A full-dome, fish-eye image of the Gemini Telescope in Hawaii, photographed byPatrick Durrell, YSU associate professor of Astronomy and director of the YSU Ward Beecher Planetarium. The photo was part of an earlier collaboration with CosmoQuest. (Image courtesy of YSU)
Youngstown State University’s Ward Beecher Planetarium will receive $650,000 in funding via a NASA cooperative agreement to support the development of full-dome video and 3D animation materials that will be distributed for free to planetaria across the globe.
“YSU and the staff of the planetarium are thrilled and honored to be a part of this project that will help educate and entertain people worldwide,” said Patrick Durrell, YSU associate professor of astronomy and director of the planetarium. “Our participation in this project is a clear indication of the Ward Beecher Planetarium’s national reputation as a respected and notable science facility.”
The YSU funding is part of an $11.5 million, five-year NASA Cooperative Agreement with Southern Illinois University Edwardsville. SIUE will expand its citizen science and educational activities through CosmoQuest, an online virtual research facility inviting the world to join in exploring our Universe. CosmoQuest is led by project director Dr. Pamela Gay, assistant research professor in the SIUE Center for STEM Research, Education and Outreach. It brings together scientists, educators, and software developers from eight collaborating institutions and numerous additional partners.
CosmoQuest launched in 2012 as a second generation citizen science site designed to bring the public the kinds of opportunities often only found in brick and mortar universities. Programs ranging from science projects to science classes, and from planetarium shows to online seminars have been brought to life in CosmoQuest’s virtual hallways.
Beyond science, CosmoQuest will leverage its online presence to provide planetariums and Science on the Sphere™ facilities new, creative commons licensed content that they can use and remix. Called “Projected Science,” this collaboration with YSU and Lawrence Hall of Science (LHS) will create an online repository of data visualizations. “The central goal of CosmoQuest is to bring science to the people, and to get them involved,” Durrell said. “One of the best ways to do that is through the many planetaria throughout the world.”

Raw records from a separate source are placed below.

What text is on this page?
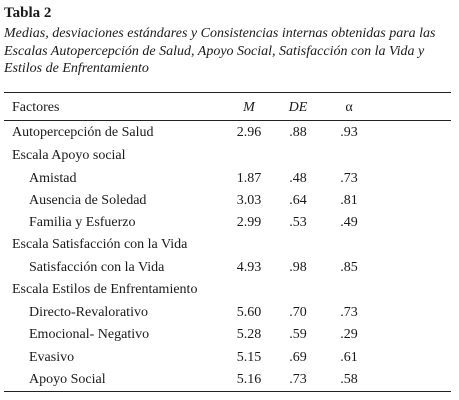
Tabla 2
Medias, desviaciones estándares y Consistencias internas obtenidas para las Escalas Autopercepción de Salud, Apoyo Social, Satisfacción con la Vida y Estilos de Enfrentamiento
Factores	M	DE	α
Autopercepción de Salud	2.96	.88	.93
Escala Apoyo social
Amistad	1.87	.48	.73
Ausencia de Soledad	3.03	.64	.81
Familia y Esfuerzo	2.99	.53	.49
Escala Satisfacción con la Vida
Satisfacción con la Vida	4.93	.98	.85
Escala Estilos de Enfrentamiento
Directo-Revalorativo	5.60	.70	.73
Emocional- Negativo	5.28	.59	.29
Evasivo	5.15	.69	.61
Apoyo Social	5.16	.73	.58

YSU’s association with CosmoQuest dates to 2012 when the Ward Beecher Planetarium produced its first full-dome planetarium movie called “Cosmic Castaways.” The following year, the planetarium partnered with CosmoQuest to make available full-dome images of telescopes on the summit of Maunakea free-of-charge (as part of a creative commons license) to other planetaria across the world.
The NASA award is a continuation and expansion of that work, Durrell said. Ward Beecher will now produce videos and images chronicling “citizen science” projects that will be developed by members of the CosmoQuest team, which also includes Planetarium engineer Curt Spivey.
“With this funding, CosmoQuest will be able to grow from a seedling full of potential, into a mighty tree that supports science and learning opportunities,” says project principal investigator Gay. “We are bringing new partners with added expertise, and we couldn’t be prouder of this team.”
With the funding, YSU plans to hire a content designer to create the videos and images, as well as a student to assist, Durrell said. The funds also will be used to upgrade the planetarium’s computing facilities and to purchase a new high-resolution full-dome video camera system.
Other organizations involved in the grant include the Astronomical Society of the Pacific, InsightSTEM, Interface Guru, Lawrence Hall of Science, Johnson Space Center, McREL International, the Planetary Science Institute, and McDonald Observatory.